A new University of Waterloo pilot study has shown that smart home thermostats can be used to monitor the health of older adults and home patients.

By using remote sensor data from Ecobee, a smart thermostat, and by creating algorithms using software they are developing, the UbiLab Public Health Surveillance Platform, researchers are able to determine typical user patterns like sleeping, physical activity and sedentary behaviour.

Plinio Morita, a professor in the School of Public Health and Health Systems at the University of Waterloo, said in a release that this approach will allow health-care providers to monitor personal health from the patient’s home and analyze the data quickly to develop a personalized treatment plan or to follow a patient’s progress over time.

“Our study achieved comparable results in terms of sleep, physical activity and sedentary behaviour to those obtained by the Public Health Agency of Canada through more costly, time-consuming and labour-intensive surveys.”

Currently, the typical time span between collection, analysis and interpretation of health-care data can take up to 17 years from research to policy decisions, but Morita said that "this technology uses artificial intelligence algorithms and has the potential turn reams of real-time data into useful and actionable insights.”

This technology has the potential to reduce public health-care costs while improving services.

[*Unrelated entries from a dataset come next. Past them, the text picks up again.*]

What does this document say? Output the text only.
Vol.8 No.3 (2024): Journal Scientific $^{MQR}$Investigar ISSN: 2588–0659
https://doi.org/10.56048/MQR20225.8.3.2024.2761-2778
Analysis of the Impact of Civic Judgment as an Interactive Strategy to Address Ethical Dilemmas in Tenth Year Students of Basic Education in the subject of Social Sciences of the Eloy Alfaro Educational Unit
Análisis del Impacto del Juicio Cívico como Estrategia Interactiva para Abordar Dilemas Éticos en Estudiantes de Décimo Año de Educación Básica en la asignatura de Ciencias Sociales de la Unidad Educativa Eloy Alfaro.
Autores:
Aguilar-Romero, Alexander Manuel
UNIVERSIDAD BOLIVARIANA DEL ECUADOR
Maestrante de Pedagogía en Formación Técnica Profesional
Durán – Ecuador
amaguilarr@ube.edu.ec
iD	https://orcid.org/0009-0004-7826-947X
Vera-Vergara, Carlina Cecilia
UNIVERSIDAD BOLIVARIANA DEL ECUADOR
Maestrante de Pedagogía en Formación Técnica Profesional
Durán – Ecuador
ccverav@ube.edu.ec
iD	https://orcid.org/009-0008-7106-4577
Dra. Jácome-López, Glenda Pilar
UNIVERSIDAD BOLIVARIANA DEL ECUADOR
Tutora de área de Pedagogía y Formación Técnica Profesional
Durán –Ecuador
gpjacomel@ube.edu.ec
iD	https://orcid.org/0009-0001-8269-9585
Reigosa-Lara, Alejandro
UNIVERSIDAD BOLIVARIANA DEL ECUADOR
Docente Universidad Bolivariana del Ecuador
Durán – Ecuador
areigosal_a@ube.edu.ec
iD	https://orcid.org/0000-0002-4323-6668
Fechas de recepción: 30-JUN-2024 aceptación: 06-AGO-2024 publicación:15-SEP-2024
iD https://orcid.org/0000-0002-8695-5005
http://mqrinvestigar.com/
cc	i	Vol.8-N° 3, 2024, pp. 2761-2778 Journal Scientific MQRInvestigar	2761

Morita elaborated by noting that data access is one of the biggest challenges in public health research. This technology will bypass the need for people to collect this subjective data as there will already be an understanding of behavioural patterns.

The next step for the software is to develop a dashboard interface that will show meaningful and important health information for public health officials and leverage this same data to better evaluate the impact of COVID-19 on sleep patterns across Canada.

It is estimated that 100,000 Canadians already have an Ecobee smart thermostat in their home.  

The paper, “Enabling Remote Patient Monitoring Through the Use of Smart Thermostat Data in Canada: Exploratory Study,” was published in JMIR and authored by Plinio Morita, Kirti Sundar Sahu and Arlene Oetomo, all at the University of Waterloo.